On the top floor, he turns the knob of a closed door, and is surprised when it swings open. He steps inside, and stills when he hears the thin, fretful cry of a baby. For a second, his instinct, or maybe just his desire, is to turn around and leave. He can’t get involved with an infant, not when he’s already got two people to take care of.

But then he hears another sound—the croaky voice of a woman.

“Hello?” she calls out, her voice hoarse and papery. “Is anyone there? Can you help me, please? Hello?”

Still Daniel hesitates. Then, reluctantly, he moves forward, rounding the corner of the narrow front hallway to the small, dark living room, where a young woman lies supine on a sofa, a baby swaddled on the floor next to her.

She is clearly close to dying—utterly emaciated, the bones of her face as naked as a skull, her eyes sunken into her flesh. She reaches one scrawny hand out and then drops it in exhaustion. Her lank, dark hair lies in greasy strands next to her thin, pale face. “Hello?” she whispers. “Can you help me? Please?”

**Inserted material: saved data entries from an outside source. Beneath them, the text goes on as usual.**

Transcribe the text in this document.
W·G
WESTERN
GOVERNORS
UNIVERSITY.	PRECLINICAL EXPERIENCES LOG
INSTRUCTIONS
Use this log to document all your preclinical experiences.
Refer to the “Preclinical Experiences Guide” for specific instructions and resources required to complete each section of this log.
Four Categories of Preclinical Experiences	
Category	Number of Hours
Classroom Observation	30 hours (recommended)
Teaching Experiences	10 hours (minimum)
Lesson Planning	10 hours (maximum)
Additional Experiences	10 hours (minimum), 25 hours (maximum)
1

Daniel glances down at the baby, who is just as gaunt, its mewling cry pathetically weak, its tiny form nearly lifeless.

“How can I help?” he asks, and a smile breaks over her face, lighting her sunken eyes in a way that makes him feel wretched because already he knows he can’t help. It’s too late for her, and most likely for the baby as well.

“I’m trying to get to Buffalo,” she rasps. “There’s a…a military base there…” She trails off, catching her breath; just those few words have taken too much effort. “It’s a safe place. They’re letting people in. I need to get there.”

Daniel shakes his head slowly, regretful but firm. “Buffalo is three hundred miles from here.”

“I have a car,” she says.

He stares at her for a long moment. “You do?”

She leans forward, nodding eagerly, then collapses back against the sofa, gasping for breath. “A Honda Civic. It’s parked in a locked garage about a mile from here, on County Road. I put it there when the looting started…I figured it would be safe, when I was ready to drive out somewhere, get away from all this…but then I got sick, and Tiffany too…” She gazes down at the baby, her lips trembling as she looks helplessly at her daughter. The baby’s face is so wizened it looks more like an alien than a child. Daniel feels a stirring of pity.

“Do you want me to get your car for you?” he asks.

She nods, eager again. “Would you…” She pauses, gulps. “Can I trust you?” she asks, the question of a helpless child.

What other answer can he give? He keeps her gaze as he answers.

“You can trust me,” he promises her.